When people are fixed on a goal, they tend to mistake their own will for God’s will. At the time of Babel, it certainly was God’s will that people live in unity and security, able to provide for their families in safety.
But the way that God intended to accomplish that was by people being scattered over the earth and fulfilling God’s command to fill the earth and manage it. God would provide their security, not an organised militia.
When we look to our unity for strength, we ignore the strength that God gives in weakness. As Paul says, “when I am weak, then I am strong”. When we humble ourselves and live by faith, then God provides all of our needs.
A God of diversity
God is a God of diversity – we are meant to spread out and fill the whole earth, not to live in a pasteurised, homogenised cloister.
Our strength is in God; our Creator, Redeemer and Friend, not in ourselves. Our only help is the Lord, the Maker of heaven and earth.
It is only in our weakness and our scatteredness that we can fulfil the task God has given us.
He doesn’t want us sitting around in holy huddles telling each other, “Hava, let us make coffee”. He wants us scattered among the people who don’t know about His love and His grace in Jesus.

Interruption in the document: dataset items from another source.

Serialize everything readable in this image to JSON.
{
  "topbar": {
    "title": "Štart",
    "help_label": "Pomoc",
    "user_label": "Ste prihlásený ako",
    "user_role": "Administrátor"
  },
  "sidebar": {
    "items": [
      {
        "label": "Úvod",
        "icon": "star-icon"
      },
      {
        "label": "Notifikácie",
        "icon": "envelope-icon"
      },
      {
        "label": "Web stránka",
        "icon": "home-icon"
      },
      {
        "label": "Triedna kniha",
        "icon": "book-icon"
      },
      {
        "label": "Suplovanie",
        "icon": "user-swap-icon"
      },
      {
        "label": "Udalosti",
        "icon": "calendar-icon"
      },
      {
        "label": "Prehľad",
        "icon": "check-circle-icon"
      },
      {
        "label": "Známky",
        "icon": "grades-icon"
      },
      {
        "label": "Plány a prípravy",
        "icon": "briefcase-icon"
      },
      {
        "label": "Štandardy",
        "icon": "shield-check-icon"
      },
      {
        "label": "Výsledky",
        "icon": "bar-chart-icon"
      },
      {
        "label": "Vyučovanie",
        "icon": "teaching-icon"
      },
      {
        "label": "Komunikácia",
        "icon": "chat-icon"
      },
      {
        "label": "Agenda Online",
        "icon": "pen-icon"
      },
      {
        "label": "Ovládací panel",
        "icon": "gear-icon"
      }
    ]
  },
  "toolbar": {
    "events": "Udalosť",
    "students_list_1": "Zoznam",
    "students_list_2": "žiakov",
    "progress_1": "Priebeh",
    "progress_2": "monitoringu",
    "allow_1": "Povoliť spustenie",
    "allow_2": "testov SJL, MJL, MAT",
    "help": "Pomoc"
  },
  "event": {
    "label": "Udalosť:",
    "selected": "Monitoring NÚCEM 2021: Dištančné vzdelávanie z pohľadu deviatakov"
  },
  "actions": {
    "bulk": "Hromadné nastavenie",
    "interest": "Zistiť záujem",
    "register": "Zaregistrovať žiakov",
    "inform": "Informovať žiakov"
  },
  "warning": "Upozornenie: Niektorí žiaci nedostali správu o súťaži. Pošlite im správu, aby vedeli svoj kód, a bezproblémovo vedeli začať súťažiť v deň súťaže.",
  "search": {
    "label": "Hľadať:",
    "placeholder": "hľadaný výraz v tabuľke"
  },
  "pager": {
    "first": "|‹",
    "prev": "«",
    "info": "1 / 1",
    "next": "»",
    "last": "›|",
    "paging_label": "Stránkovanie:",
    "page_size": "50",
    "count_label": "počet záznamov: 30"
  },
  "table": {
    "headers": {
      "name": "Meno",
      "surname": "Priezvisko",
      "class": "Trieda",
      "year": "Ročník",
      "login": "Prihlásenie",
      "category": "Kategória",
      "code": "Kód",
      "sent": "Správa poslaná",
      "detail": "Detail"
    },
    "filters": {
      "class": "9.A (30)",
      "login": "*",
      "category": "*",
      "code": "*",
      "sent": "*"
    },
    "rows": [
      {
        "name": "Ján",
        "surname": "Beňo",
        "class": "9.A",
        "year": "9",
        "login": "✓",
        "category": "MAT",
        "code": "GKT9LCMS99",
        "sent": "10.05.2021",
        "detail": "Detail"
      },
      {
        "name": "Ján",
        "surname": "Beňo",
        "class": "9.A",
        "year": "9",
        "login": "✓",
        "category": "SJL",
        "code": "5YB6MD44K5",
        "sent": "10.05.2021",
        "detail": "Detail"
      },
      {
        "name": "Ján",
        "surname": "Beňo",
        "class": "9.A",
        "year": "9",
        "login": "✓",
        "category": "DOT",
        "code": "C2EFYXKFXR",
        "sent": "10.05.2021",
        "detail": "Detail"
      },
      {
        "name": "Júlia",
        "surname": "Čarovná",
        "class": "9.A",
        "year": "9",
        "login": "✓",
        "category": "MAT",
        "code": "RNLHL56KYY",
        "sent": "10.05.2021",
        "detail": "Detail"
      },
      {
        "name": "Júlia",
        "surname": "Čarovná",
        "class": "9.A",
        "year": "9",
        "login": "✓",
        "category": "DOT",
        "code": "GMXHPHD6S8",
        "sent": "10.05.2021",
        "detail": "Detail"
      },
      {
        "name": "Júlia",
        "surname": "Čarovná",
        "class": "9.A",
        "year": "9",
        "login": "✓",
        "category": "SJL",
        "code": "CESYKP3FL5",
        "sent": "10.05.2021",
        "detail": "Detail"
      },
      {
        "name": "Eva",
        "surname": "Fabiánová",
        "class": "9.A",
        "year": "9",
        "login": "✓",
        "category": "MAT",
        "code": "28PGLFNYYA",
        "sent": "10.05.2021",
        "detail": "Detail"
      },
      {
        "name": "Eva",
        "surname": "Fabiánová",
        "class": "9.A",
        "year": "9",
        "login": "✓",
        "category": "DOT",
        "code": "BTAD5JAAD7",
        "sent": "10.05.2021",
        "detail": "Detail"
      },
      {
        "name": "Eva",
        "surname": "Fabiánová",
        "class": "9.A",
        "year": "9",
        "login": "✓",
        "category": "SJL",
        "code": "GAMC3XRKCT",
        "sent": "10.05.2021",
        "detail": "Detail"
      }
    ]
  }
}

That’s why persecution came to the church in Jerusalem after Pentecost. To get them out of the huddle and into the world where they can be light and salt.
Because if you’re meant to be the light of the world, there’s no use huddling in a corner with all the other little lights – you need to get out into the darkness where you can do some good.
If you’re meant to be the salt of the earth, there’s no use tipping the whole saltshaker onto the one plate of food – it makes everything inedible. You need to get out into the rotting and the tasteless parts of the earth where you can do some good.
The Spirit gives us power to speak the gospel in every language in the whole world; He gives us the ability to unite people who see the world differently from us; even people who go to different churches from us, dare I say.
He gives us the power to speak the gospel into every culture and sub-culture so that those who inhabit those cultures can understand the glory of what God has done in Jesus.
We don’t have to teach the world how to speak Latin so that they can understand the message of the gospel, but rather we have the power to be able to speak the gospel so that each person hears it in their own language, in the ways that can be understood clearly by their cultures and sub-cultures.
The apostle John talks about this in his vision recorded in Revelation 7:
“I looked, and there before me was a great multitude that no one could count, from every nation, tribe, people and language, standing before the throne and before the Lamb. They were wearing white robes and were holding palm branches in their hands. And they cried out in a loud voice: “Salvation belongs to our God, who sits on the throne, and to the Lamb.””
God’s intention is to establish unity in the world, not by having one nation or one tribe or one people or one language, but by bringing all of these people together in the unity of His Son. They were all wearing the white robes given to them by Jesus, the robes of glorious perfection which Jesus won for us on the cross.
Our unity is not in our words, but in the Word of God made flesh, Jesus the Messiah, the promised One sent by God to put the pieces of our broken world back together again. And He invites us to join Him in that task today.
So, “hava”, let us be scattered and be salt and light in this world.